To address this challenge, we compared growth in the UK’s trade with the EU to the UK’s trade with the rest of the world, and to US and EU trade with countries other than the UK. This approach allowed us to account for changes in exporter supply and importer demand conditions in the UK and abroad and, consequently, to isolate how Brexit has affected relative UK-EU trade. In addition, to ensure our estimates are not biased by changes in the sectoral composition of trade, we used product-level trade data for around 1,200 products.
Figure 1 shows our main results for UK exports to the EU (Panel (a)) and UK imports from the EU (Panel (b)). For each quarter from 2013 Q1 to 2021 Q4, we plotted the estimated percent change in the UK’s trade with the EU relative to the rest of the world, compared to the pre-referendum period of 2016 Q2. The shaded grey area shows the 95% confidence interval for the estimates, to indicate the degree of uncertainty about their precision.
Panel (a) shows that, although relative exports to the EU fluctuated from one quarter to the next, there is no sign that Brexit led to a sustained change in the geography of UK export values, either following the referendum or after the introduction of the TCA. Total UK export growth compared to that of other advanced economies was weak in 2021, but our analysis suggests that this weakness cannot be explained by a decline in relative exports to the EU.

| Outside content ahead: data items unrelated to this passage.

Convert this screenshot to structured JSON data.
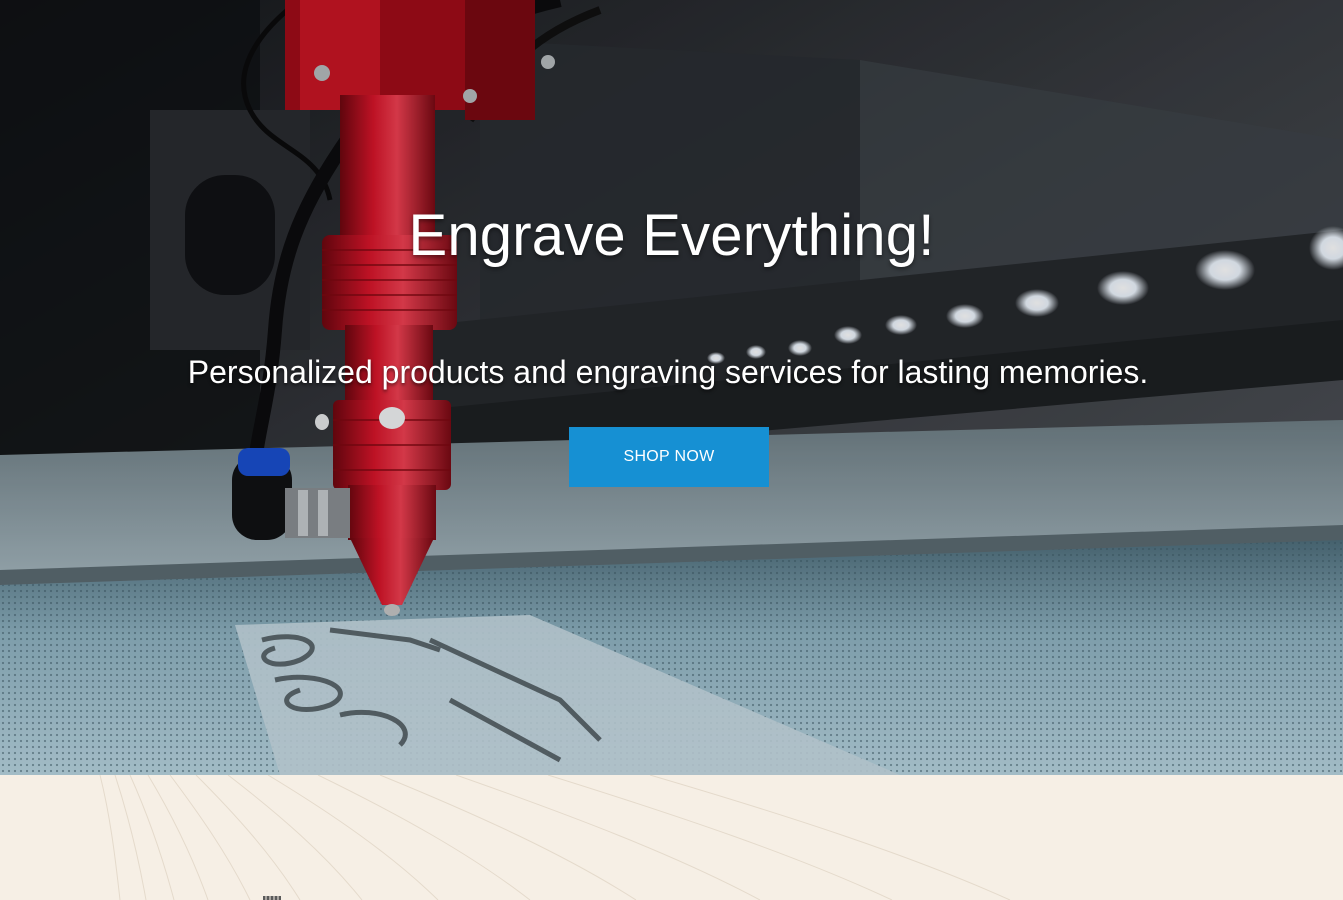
{
  "hero": {
    "title": "Engrave Everything!",
    "subtitle": "Personalized products and engraving services for lasting memories.",
    "cta_label": "SHOP NOW",
    "background_image": "laser-engraving-machine-photo"
  },
  "colors": {
    "cta_background": "#1690d3",
    "cta_text": "#ffffff",
    "hero_text": "#ffffff",
    "lower_background": "#f6efe5",
    "laser_head": "#c0121f"
  }
}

Turning to UK imports, Panel (b) shows that, except for a temporary dip at the onset of the pandemic, relative imports from the EU were unaffected prior to the introduction of the TCA. On the other hand, the introduction of the TCA led to a deep and sustained fall in relative UK imports from the EU. UK imports from the EU abruptly declined by about 25% more than UK imports from the rest of the world after the TCA came into effect, and this decline persisted throughout 2021.

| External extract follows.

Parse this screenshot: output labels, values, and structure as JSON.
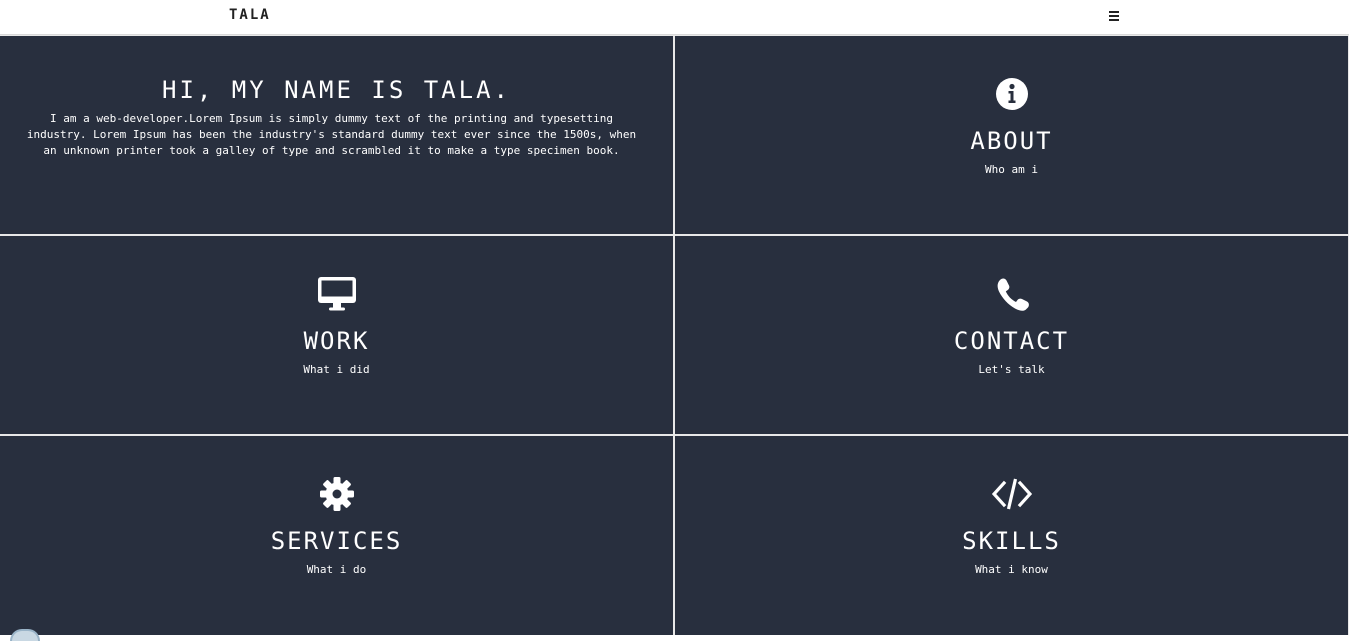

It is surprising that the TCA had a greater effect on imports than exports in 2021, particularly since the UK delayed the introduction of many customs checks on EU imports until 2022.
Further analysis shows that the implementation of the TCA reduced the number of trade relationships between the UK and the EU. Figure 2 plots the estimated effects of Brexit on the count of products traded with each country in the EU per quarter, using the same approach as in Figure 1 to isolate the ‘Brexit effect’.
The TCA led to a fall of around 30% in the number of export relationships (or export ‘varieties’) with the EU relative to the rest of the world and a smaller, but still significant, drop in the relative number of import relationships. The decline in export relationships is moreover driven by the exit of low-value relationships.
The results in Figure 2 imply that the apparent stability in the relative value of UK exports to the EU under the TCA masks a steep decline in the number of export relationships. Consequently, it would be a mistake to conclude that UK exporters were unaffected by the introduction of the TCA. Instead, we conjecture that the TCA has increased the fixed costs of exporting to the EU, causing small exporters to exit small EU markets, but not (or at least not yet) severely hampering exports by the large firms that drive aggregate export dynamics.
Although our analysis provides a rich picture of how Brexit has affected UK trade so far, some caveats are in order. We only studied the first year of trade under the TCA, we only considered trade in goods, and our estimation strategy is designed to capture the direct effect of Brexit on the UK’s trade with the EU relative its trade with the rest of the world. We did not analyse whether Brexit has indirectly affected the UK’s trade with the rest of the world through general-equilibrium adjustments or supply-chain linkages. We plan to update our findings and expand our analysis along these dimensions as more data become available.
By Rebecca Freeman, Kalina Manova, Thomas Prayer and Thomas Sampson.